I am talking about the mortgage-ownership mess which is starting to cripple the foreclosure process and potentially threaten to undo millions of foreclosures in the past years and therefore undo millions of sales that have been done in the past years. Over the past months there have been reports about missing mortgage-ownership documents, falsified documents and documents which simply lack the necessary paperwork to specify who holds the title to those loans.

Millions of U.S. mortgages have been shuttled around the global financial system - sold and resold by firms - without the documents that traditionally prove who legally owns the loans.
Now, as many of these loans have fallen into default and banks have sought to seize homes, judges around the country have increasingly ruled that lenders had no right to foreclose, because they lacked clear title.
The court decisions, should they continue to spread, could call into doubt the ownership of mortgages throughout the country, raising urgent challenges for both the real estate market and the wider financial system.
For struggling homeowners trying to avoid foreclosure, it could mean an opportunity to challenge the banks they argue have been unhelpful at best and deceptive at worst. But it also threatens to leave them in prolonged limbo, stuck in homes they still can't afford and waiting for the foreclosure process to begin anew.
For big banks, "there's a possible nightmare scenario here that no foreclosure is valid," said Nancy Bush, a banking analyst from NAB Research. If millions of foreclosures past and present were invalidated because of the way the hurried securitization process muddied the chain of ownership, banks could face lawsuits from homeowners and from investors who bought stakes in the mortgage securities - an expensive and potentially crippling proposition.
For the fragile housing market, already clogged with foreclosure cases, it could mean gridlock and confusion for years.” (Washington Post article Oct 7 2010 and Washington Post article Oct 8 2010)
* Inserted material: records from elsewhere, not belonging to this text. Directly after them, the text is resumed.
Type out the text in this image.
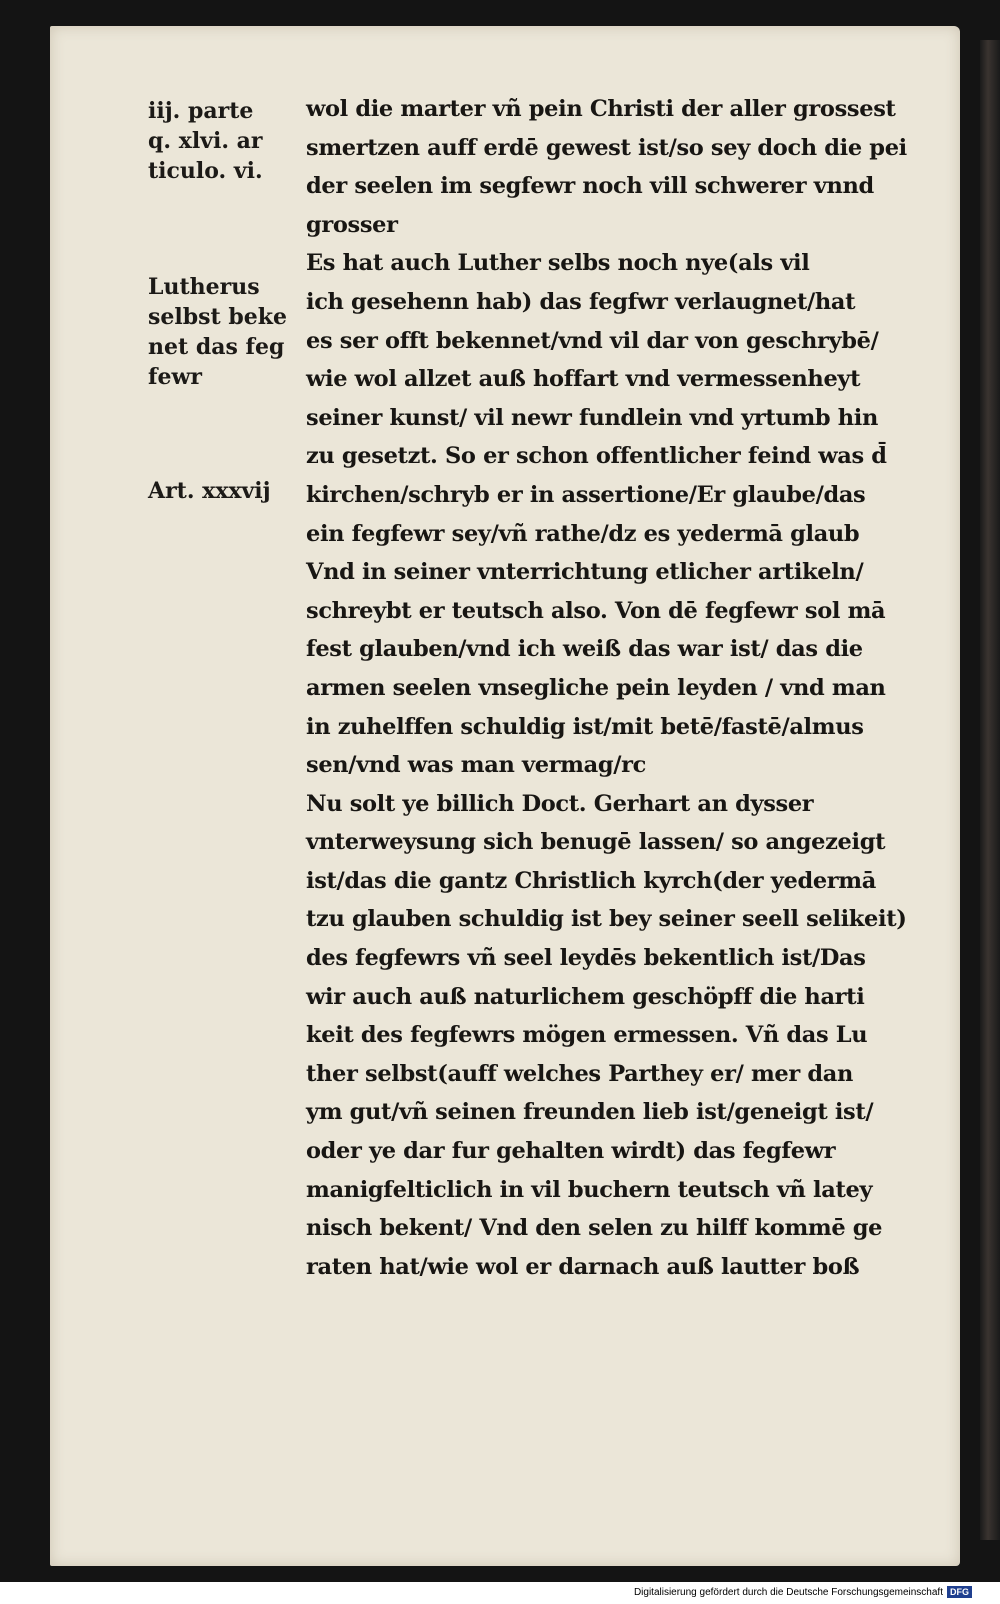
iij. parte
q. xlvi. ar
ticulo. vi.

Lutherus
selbst beke
net das feg
fewr

Art. xxxvij

wol die marter vñ pein Christi der aller grossest
smertzen auff erdē gewest ist/so sey doch die pei
der seelen im segfewr noch vill schwerer vnnd
grosser
Es hat auch Luther selbs noch nye(als vil
ich gesehenn hab) das fegfwr verlaugnet/hat
es ser offt bekennet/vnd vil dar von geschrybē/
wie wol allzet auß hoffart vnd vermessenheyt
seiner kunst/ vil newr fundlein vnd yrtumb hin
zu gesetzt. So er schon offentlicher feind was d̄
kirchen/schryb er in assertione/Er glaube/das
ein fegfewr sey/vñ rathe/dz es yedermā glaub
Vnd in seiner vnterrichtung etlicher artikeln/
schreybt er teutsch also. Von dē fegfewr sol mā
fest glauben/vnd ich weiß das war ist/ das die
armen seelen vnsegliche pein leyden / vnd man
in zuhelffen schuldig ist/mit betē/fastē/almus
sen/vnd was man vermag/rc
Nu solt ye billich Doct. Gerhart an dysser
vnterweysung sich benugē lassen/ so angezeigt
ist/das die gantz Christlich kyrch(der yedermā
tzu glauben schuldig ist bey seiner seell selikeit)
des fegfewrs vñ seel leydēs bekentlich ist/Das
wir auch auß naturlichem geschöpff die harti
keit des fegfewrs mögen ermessen. Vñ das Lu
ther selbst(auff welches Parthey er/ mer dan
ym gut/vñ seinen freunden lieb ist/geneigt ist/
oder ye dar fur gehalten wirdt) das fegfewr
manigfelticlich in vil buchern teutsch vñ latey
nisch bekent/ Vnd den selen zu hilff kommē ge
raten hat/wie wol er darnach auß lautter boß
Digitalisierung gefördert durch die Deutsche Forschungsgemeinschaft DFG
If this comes to fruition it would be a disaster. A closed housing market, billions of claims versus banks and financial institutions from within the industry and consumers, new bailouts, capital increases, not something we are currently looking forward to. But I guess that is the consequence if you bailout crooked businesses and crooked business models. You can condone and prolong these bad practices, but they come back to bite you sooner rather then later.

Meanwhile the market is taking the mixed bag of economic data in stride as it rather focuses on the possible QE II (not to be confused with the ocean liner Queen Elisabeth II) by the FED. Bad economic data is being dismissed since the prevailing market wisdom is that it will lead to the FED pouring massive amounts of money into the Treasury markets (investors are already pushing up prices of the 2y Tsys as if the FED had actually already poured in between $400 - $600 bln) and good news is, well, just good news. Bernanke is playing this round of “Liars Poker” rather well.

After the initial comment that there might be further monetary easing his lieutenants have been arguing in favor and against more monetary stimulus, while Dr. Bernanke has been quiet. For now the market is doing his bidding for him, lowering market rates and pouring money into more riskier assets like equities and commodities, but I wonder what will happen if the markets call his bluff. Will he be able to be bold and decisive or will he falter under the pressure and give in to further ballooning the FED-balance sheet to heights where it will undoubtedly lead to a USD devaluation, ending in a crash in equities, bonds and commodities.

Time will tell!

For now the markets moved up this last week. The Dow ended above 11.000 for the first time since April, while the S&P closed Friday at 1.165 (+0.61%) and the Nasdaq at 2.402 (+0.77%) EuroUSD 1.3913 WTI $83 Gold $1.346,75

Within the S&P the Basic Materials sector rallied 2.11% while Telecoms closed lower by -0.23%)

The JPY yen closed at multi-year highs versus the USD. An effort by the BOJ earlier in the week to stem the rise of the YEN by unveiling a new stimulus plan obviously did not work as the carry-trade is still on.


Here in Europe we still need to break through resistance levels. The DAX is still trapped in a triangle-formation with an upward-sloping support line (now above 6.000) and a horizontal resistance line at 6.350



As long as 1.150 holds in the S&P500 index there should be sustained support for the eurozone indexes. Will there be a catalyst that helps them break yearly highs, I doubt it. Not in the near term anyway, but we can always hope for some price-action. One way or the other.

Happy Hunting & Let’s be Careful out there !!!